So, I am going to assume that your server does nothing except ecommerce. Therefore, the only ports you need are:
80 - Default HTTP, so that you can accept connections and redirect to...
443 - SSL / TLS for secure transactions.
SSH, but... it's better to choose a high random port instead of the standard 22.
Put SSH on a high random port
In /etc/ssh/sshd_config, change the port directive to a high random port. You can manually choose an "Unassigned" port from the IANA list of ports, or, you can be lazy and use a script I wrote that downloads the current port list, finds the unassigned ports, and randomly picks one for you.
This doesn't necessarily "increase security," but lowers the number of probes that are looking for low hanging fruit on 22.
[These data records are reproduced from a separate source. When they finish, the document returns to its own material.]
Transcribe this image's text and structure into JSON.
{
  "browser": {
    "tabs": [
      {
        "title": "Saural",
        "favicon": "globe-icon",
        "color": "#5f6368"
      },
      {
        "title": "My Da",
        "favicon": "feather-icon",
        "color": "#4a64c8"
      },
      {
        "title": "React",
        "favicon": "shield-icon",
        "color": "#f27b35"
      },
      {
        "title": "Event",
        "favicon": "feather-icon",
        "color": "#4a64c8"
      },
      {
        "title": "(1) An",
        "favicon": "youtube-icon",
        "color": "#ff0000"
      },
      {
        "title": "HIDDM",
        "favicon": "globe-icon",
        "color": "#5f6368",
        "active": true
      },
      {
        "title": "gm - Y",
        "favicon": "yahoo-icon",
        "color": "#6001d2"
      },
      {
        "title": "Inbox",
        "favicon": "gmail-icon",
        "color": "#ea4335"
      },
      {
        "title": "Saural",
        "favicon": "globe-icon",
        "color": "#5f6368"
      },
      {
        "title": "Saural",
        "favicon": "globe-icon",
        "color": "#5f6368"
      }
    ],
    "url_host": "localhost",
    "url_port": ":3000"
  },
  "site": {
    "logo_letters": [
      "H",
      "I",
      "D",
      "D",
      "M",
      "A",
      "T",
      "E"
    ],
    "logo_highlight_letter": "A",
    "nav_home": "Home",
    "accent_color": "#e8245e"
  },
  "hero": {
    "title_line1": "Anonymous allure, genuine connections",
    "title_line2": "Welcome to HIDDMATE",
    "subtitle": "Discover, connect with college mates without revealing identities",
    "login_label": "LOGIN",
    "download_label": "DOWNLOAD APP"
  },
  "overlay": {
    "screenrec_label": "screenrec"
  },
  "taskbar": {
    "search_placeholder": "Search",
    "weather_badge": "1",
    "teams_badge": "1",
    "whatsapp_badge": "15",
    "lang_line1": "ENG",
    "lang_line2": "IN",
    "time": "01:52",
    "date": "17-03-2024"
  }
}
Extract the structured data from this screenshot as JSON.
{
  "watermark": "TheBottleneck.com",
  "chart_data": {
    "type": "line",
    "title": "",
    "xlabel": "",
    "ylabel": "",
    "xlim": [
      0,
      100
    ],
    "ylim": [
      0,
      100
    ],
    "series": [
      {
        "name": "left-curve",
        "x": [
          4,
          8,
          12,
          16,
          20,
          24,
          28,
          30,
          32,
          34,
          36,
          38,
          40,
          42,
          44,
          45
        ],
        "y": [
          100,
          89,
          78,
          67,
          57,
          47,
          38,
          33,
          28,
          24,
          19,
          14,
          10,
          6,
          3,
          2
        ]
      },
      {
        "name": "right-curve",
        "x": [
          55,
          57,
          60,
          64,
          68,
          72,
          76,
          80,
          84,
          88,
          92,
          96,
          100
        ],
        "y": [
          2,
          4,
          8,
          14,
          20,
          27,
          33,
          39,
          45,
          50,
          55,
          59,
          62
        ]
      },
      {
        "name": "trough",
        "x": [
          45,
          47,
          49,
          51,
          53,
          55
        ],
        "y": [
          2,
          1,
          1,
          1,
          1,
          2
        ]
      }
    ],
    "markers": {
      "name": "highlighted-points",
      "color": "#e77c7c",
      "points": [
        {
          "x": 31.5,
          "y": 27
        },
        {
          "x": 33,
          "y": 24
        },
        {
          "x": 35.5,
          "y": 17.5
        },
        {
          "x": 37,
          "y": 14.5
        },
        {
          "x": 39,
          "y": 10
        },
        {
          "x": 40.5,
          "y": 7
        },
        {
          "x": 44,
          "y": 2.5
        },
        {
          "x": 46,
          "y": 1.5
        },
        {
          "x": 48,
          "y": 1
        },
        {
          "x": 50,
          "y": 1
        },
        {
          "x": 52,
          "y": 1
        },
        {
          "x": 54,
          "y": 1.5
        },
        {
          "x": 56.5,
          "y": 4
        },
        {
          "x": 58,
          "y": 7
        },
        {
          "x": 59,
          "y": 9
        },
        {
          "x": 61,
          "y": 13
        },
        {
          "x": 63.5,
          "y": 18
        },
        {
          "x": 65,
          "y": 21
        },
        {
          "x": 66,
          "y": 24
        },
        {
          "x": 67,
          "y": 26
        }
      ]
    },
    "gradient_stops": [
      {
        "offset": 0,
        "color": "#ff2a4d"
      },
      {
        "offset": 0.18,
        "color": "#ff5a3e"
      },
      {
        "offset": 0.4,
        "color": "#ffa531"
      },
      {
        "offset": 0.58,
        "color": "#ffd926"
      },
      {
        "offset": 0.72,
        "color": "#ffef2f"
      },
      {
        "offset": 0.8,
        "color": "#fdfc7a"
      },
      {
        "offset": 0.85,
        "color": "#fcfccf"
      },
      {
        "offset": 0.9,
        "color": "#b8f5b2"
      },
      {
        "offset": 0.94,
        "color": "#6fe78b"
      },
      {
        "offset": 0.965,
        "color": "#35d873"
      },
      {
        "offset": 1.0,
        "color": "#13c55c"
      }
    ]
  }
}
For the sake of argument, let's say you have chosen 32637 as the port. This is important in the latter part of the answer.
Firstly, we need to do this as a script so that it can be completed at once.
Here's a gist for you to lock down the server. But the code is also below:
iptables -P INPUT DROP
iptables -P FORWARD DROP
iptables -P OUTPUT ACCEPT
#Allow established sessions
iptables -A INPUT -m conntrack --ctstate RELATED,ESTABLISHED -j ACCEPT
iptables -A INPUT -i lo -j ACCEPT
iptables -A OUTPUT -o lo -j ACCEPT
#Allow tcp/80 (HTTP)
iptables -A INPUT -p tcp --dport 80 -m conntrack --ctstate NEW,ESTABLISHED -j ACCEPT
#Allow tcp/443 (HTTPS)
iptables -A INPUT -p tcp --dport 443 -m conntrack --ctstate NEW,ESTABLISHED -j ACCEPT
#Allow SSH on our random port
iptables -A INPUT -p tcp --dport 32637 -m conntrack --ctstate NEW,ESTABLISHED -j ACCEPT
Here's how it works:
- We start by default blocking everything from everywhere. Since you are running eCommerce and only need 80 and 443, we default block everything else.
- Next we allow established sessions to remain active and work. This is so we don't disconnect ourselves during the process. But it's also useful for sessions that will be established later to remain established.
- Next, we allow localhost. I assume you're talking to a DB server (MySQL?) for Magento.
- The last three rules explicitly allow 80, 443, and 32637, which are HTTP, HTTPS, and SSH on our high random port configured above.
And, of course, if you want to reset iptables, here you go:
iptables -P INPUT ACCEPT
iptables -P FORWARD ACCEPT
iptables -P OUTPUT ACCEPT
inbound or outbound
Everything above is inbound.
Regarding outbound blocking: here, we are assuming that your server is not compromised, will need to send email confirmations, and is otherwise well maintained. There is no outbound blocking. If your server is clean and well run, there's really no reason to do that.
Unless you have a reason... but a default Magento (web application installation) that is properly maintained and secured doesn't really need it because it should not be sending out rouge connections, scans, or requests.